He clasped his hands behind his back before leaning into Dustin’s face. “Because clearly whatever you heard wasn’t that.”
To Eddie’s continued frustration and confusion, Dustin did not treat this like the threat it was.
None of the freshmen had ever truly treated Eddie like a threat--had somehow skipped that part of the usual onboarding ritual entirely.
Eddie, town freak and drug dealer, who had cultivated his looks and craziness to such a degree that most everyone steered clear, wasn’t used to it.
Everyone had been afraid of him at some point in this shitty school. Jeff, Gareth, hell even half the staff--and that the dorky trio of fourteen year old's clearly thought this all was play-acting made his eye twitch.
Even if it was--maybe, sometimes--welcome.
“I know what you said, but I’m telling you I’m right.” Dustin argued immediately, and oh God, he was using that tone again.
A hand went up into the space between them and Eddie groaned aloud, knowing what was coming.
“First,” Dustin ticked a finger up, “Hellfire really needs the money.

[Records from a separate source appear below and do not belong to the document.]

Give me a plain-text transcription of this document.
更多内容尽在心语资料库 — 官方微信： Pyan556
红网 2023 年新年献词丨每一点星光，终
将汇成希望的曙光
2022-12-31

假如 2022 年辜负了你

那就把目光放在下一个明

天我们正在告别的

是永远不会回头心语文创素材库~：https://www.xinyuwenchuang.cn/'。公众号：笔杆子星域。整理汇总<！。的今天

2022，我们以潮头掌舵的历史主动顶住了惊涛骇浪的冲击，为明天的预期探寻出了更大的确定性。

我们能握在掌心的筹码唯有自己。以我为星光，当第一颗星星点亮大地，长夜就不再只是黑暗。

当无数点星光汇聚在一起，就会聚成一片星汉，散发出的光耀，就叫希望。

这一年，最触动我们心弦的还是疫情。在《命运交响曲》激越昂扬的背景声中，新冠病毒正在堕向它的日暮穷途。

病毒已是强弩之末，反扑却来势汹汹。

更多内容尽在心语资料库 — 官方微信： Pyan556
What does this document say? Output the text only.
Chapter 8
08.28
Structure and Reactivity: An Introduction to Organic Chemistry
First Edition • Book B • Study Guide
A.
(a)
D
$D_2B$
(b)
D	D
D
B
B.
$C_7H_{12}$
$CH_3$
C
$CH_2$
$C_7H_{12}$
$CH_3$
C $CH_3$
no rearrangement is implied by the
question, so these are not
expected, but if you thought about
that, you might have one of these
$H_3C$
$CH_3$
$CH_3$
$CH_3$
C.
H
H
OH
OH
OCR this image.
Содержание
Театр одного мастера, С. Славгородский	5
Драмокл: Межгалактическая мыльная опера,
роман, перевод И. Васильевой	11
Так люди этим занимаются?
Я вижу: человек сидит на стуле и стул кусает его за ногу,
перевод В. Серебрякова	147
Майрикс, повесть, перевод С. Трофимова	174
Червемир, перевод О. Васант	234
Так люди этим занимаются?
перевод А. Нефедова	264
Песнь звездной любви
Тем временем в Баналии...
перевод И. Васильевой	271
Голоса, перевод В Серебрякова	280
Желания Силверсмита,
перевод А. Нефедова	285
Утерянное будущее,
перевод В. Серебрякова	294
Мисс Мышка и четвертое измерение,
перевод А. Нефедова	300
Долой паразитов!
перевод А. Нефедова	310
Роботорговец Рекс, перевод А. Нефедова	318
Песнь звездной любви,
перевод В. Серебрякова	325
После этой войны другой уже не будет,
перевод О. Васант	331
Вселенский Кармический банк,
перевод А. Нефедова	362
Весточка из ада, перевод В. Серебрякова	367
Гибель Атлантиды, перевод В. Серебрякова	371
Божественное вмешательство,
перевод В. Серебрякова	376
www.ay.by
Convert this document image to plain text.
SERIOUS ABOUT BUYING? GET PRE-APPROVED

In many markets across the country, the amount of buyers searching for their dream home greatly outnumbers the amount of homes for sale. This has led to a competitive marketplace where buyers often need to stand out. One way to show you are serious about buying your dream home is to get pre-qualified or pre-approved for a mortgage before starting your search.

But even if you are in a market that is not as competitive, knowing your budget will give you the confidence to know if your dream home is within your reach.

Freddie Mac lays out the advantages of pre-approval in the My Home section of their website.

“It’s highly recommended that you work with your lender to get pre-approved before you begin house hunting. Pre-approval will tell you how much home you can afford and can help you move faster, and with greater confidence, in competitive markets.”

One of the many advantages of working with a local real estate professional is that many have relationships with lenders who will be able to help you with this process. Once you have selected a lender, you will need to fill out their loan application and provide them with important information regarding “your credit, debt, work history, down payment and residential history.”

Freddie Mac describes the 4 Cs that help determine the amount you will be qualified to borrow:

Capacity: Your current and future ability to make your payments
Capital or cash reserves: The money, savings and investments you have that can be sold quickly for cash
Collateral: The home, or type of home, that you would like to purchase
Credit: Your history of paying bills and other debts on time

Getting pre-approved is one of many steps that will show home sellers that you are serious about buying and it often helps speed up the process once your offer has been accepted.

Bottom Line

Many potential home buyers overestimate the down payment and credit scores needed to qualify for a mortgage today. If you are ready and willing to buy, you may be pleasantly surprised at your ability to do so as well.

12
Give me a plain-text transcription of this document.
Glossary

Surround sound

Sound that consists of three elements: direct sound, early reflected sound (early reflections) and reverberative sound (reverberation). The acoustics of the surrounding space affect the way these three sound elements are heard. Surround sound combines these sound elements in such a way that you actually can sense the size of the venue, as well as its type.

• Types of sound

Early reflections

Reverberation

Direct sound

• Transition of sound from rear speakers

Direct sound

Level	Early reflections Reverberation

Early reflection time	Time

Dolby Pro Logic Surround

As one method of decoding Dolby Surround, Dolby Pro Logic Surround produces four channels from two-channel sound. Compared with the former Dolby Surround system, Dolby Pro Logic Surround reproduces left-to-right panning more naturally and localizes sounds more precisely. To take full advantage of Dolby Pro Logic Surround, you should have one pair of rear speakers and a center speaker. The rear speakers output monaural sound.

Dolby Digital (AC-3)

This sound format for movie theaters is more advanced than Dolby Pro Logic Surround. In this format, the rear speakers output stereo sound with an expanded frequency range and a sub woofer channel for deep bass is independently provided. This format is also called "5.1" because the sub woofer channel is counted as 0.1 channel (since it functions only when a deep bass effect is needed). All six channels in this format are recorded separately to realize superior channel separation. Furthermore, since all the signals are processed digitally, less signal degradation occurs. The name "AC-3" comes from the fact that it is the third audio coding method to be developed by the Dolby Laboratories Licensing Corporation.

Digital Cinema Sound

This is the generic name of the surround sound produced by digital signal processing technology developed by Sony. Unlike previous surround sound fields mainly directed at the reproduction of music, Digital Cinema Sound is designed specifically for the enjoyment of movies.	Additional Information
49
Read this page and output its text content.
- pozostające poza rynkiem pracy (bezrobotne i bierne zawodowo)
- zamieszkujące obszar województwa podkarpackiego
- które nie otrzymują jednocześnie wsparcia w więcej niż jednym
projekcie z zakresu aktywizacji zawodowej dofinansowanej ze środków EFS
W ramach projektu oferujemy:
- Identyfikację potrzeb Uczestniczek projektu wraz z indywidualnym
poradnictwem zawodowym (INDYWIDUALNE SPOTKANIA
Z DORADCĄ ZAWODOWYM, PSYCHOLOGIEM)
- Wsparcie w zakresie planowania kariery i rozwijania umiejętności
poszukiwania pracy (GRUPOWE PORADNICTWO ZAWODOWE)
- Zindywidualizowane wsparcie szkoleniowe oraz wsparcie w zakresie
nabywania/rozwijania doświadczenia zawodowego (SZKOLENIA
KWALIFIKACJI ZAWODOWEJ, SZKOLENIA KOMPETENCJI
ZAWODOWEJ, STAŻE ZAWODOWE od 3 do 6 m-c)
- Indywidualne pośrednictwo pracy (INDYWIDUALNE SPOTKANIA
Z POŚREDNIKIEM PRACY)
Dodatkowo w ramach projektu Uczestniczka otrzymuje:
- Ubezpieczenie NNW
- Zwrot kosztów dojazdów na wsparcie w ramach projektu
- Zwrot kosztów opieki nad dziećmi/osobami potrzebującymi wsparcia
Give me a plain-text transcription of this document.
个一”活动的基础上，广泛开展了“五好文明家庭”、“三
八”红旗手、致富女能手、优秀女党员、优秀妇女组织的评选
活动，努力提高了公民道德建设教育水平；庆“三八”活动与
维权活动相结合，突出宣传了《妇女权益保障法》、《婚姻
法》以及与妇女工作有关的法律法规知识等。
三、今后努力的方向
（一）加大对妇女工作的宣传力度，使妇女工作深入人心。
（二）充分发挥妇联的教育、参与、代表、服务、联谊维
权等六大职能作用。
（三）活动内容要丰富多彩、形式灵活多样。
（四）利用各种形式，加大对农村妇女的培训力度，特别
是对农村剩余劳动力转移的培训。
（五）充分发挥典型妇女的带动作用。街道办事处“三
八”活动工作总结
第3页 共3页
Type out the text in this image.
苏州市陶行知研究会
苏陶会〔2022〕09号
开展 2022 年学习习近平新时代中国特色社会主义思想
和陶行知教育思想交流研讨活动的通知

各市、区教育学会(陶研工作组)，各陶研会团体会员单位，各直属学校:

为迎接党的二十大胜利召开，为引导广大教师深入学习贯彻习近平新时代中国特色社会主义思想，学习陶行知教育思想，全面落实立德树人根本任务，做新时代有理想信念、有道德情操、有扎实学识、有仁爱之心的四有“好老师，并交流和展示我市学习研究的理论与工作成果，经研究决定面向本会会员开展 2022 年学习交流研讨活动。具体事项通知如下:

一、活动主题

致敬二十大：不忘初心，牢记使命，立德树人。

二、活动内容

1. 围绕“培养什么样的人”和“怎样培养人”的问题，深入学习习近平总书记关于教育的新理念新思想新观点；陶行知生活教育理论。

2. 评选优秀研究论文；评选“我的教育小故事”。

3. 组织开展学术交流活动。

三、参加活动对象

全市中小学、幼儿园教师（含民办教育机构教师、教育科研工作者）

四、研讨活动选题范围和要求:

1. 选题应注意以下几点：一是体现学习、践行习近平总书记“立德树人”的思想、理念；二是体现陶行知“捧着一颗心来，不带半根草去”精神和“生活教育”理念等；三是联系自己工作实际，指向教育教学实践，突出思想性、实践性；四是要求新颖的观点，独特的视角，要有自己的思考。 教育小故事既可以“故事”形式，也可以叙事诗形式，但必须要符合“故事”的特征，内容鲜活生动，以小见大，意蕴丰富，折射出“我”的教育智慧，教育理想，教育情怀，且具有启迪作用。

Even thirty dollars would get us new figures, but more than that, if we don’t fundraise, we can’t go to Gen Con!”
Dustin's eyes bored into Eddie’s, full of fire and conviction
“Yes,” Eddie said through gritted teeth, “but--”
“Second!” Dustin cut him off, and God the little shit even threw him a look while he did it, like Eddie was the one being ridiculous here!
“We had to fight just to get our table! Principal Higgins was in algebra today practically begging the mathletes to show up, but then tried to tell us we couldn't be here? That’s messed up!”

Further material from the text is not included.